I can understand the anger, people like to vent and Facebook has provided a wonderful platform where we can pretend to be anonymous. I can see the sadness, maybe a friendship can spark from this and a *hug* could turn into a real life telephone call and someone could feel better at the end of the day.
I can’t understand the craft….
If I even attempt to get the paint out my children start to get high on the fumes and start racing wildly with paintbrush in hand flicking red paint on the cream wall and treading ink into the carpet. I attempted to make glitter decorations before Christmas and my stress levels went so high that I had to lay in a darkened room all afternoon with a G & T whilst the children were minded by the Disney Channel. I still see glitter in every crevice and nook and my cream arm-chair looks like it was pooped on by a fairy.
Where do they find the time?
Not only are Facebook friends crafting, but they all seem to live in immaculate homes with mood lighting and home fires burning in the background.

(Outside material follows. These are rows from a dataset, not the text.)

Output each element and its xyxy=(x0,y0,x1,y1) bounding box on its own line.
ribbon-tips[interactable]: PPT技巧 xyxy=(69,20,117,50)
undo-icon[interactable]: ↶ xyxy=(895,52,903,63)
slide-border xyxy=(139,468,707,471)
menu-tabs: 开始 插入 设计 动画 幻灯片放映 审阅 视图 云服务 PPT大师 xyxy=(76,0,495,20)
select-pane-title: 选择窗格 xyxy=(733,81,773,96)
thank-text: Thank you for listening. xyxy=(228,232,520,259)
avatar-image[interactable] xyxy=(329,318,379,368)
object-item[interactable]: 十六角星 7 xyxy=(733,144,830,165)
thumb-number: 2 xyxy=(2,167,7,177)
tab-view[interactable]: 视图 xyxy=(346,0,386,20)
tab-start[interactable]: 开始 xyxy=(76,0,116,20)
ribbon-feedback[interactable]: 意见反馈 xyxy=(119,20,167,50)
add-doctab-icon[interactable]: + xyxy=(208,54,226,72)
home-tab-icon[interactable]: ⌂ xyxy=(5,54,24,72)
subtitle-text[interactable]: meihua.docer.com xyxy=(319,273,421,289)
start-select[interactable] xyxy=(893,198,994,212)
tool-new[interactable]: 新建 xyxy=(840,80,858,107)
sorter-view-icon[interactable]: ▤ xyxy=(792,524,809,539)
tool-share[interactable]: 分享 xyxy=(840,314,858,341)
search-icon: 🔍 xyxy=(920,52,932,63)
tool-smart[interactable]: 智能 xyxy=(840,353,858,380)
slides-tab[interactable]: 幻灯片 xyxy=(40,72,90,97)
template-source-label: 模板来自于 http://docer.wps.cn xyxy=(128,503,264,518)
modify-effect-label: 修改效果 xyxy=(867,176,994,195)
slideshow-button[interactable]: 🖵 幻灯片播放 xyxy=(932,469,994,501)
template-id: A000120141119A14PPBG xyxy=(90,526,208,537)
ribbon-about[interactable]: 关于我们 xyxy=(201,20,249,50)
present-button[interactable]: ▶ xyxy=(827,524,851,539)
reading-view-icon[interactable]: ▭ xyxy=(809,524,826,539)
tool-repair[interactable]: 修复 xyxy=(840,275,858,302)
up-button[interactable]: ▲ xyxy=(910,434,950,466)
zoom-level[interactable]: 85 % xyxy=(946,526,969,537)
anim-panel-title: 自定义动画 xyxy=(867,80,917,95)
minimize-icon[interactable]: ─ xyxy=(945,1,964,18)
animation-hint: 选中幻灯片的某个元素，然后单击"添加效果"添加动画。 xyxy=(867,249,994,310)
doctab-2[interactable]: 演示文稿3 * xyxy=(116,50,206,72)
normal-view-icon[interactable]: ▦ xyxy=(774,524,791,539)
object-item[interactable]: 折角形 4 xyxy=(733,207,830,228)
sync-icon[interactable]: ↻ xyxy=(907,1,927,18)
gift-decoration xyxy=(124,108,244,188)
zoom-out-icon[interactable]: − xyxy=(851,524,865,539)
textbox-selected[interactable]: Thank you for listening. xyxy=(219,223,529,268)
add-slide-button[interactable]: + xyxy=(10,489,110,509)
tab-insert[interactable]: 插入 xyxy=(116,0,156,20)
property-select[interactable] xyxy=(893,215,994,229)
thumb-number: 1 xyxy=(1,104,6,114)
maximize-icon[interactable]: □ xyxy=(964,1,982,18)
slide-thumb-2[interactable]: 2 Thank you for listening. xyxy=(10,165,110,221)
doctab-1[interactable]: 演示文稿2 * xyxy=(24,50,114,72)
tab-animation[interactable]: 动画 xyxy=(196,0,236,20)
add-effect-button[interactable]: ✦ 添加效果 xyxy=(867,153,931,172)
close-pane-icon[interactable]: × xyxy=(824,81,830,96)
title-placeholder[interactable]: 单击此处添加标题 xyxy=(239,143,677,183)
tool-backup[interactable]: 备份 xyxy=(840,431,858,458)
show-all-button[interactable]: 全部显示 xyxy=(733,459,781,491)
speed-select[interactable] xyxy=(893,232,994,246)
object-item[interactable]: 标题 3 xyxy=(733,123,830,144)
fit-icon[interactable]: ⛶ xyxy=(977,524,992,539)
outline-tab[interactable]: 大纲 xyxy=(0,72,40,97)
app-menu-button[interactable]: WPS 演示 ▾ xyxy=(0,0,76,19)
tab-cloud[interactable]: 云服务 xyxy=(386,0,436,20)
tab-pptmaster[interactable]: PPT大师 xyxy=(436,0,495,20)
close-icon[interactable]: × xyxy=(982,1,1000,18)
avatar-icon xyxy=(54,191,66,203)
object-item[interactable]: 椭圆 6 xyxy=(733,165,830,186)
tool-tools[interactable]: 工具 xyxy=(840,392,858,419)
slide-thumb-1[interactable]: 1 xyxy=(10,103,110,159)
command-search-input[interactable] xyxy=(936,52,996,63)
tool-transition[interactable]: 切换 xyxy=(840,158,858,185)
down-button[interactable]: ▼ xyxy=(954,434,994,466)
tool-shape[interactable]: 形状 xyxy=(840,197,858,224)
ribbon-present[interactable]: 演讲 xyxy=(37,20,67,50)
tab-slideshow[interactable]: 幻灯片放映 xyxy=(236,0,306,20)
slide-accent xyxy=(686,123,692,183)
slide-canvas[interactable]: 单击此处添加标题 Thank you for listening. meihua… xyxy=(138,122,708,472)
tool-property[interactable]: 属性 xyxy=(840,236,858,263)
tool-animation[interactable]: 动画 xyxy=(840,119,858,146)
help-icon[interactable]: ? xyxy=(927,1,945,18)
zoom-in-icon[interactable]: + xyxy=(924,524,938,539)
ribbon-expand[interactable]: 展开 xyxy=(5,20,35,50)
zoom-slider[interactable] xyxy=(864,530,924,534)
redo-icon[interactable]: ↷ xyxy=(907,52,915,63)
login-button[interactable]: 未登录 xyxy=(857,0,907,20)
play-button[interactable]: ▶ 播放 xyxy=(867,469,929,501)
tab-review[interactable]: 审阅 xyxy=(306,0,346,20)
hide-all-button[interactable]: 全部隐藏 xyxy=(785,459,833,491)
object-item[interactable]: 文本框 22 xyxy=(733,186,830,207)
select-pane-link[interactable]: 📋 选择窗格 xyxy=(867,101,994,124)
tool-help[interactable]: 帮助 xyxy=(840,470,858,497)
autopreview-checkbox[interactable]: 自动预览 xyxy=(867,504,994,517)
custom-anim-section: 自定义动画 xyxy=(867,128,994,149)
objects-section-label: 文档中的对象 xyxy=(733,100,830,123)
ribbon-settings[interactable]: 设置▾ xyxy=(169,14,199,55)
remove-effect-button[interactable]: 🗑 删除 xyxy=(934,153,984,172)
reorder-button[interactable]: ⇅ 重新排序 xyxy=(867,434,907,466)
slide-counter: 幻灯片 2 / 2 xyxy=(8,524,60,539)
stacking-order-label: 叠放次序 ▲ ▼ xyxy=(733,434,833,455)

The children look serene as they dab a piece of paint onto paper, they don’t try to paint a sibling or give the dog a new haircut whilst mummy tries to focus the camera and then edit it on instagram.
In my house….
Photos are banned, the rooms are decorated with drying shirts, the lunchtime plates lay on top of the dishwasher waiting for the elves to put them inside side. Piles of wet undies sit on the side waiting to be fed to the tumble dryer.
To introduce craft at this point would be simply obsecene.
To bake a cupcake would be madness.
As I said, I feel a little inadequate….
Respect to the parents that get it all done, now tell me – what is the bloody secret?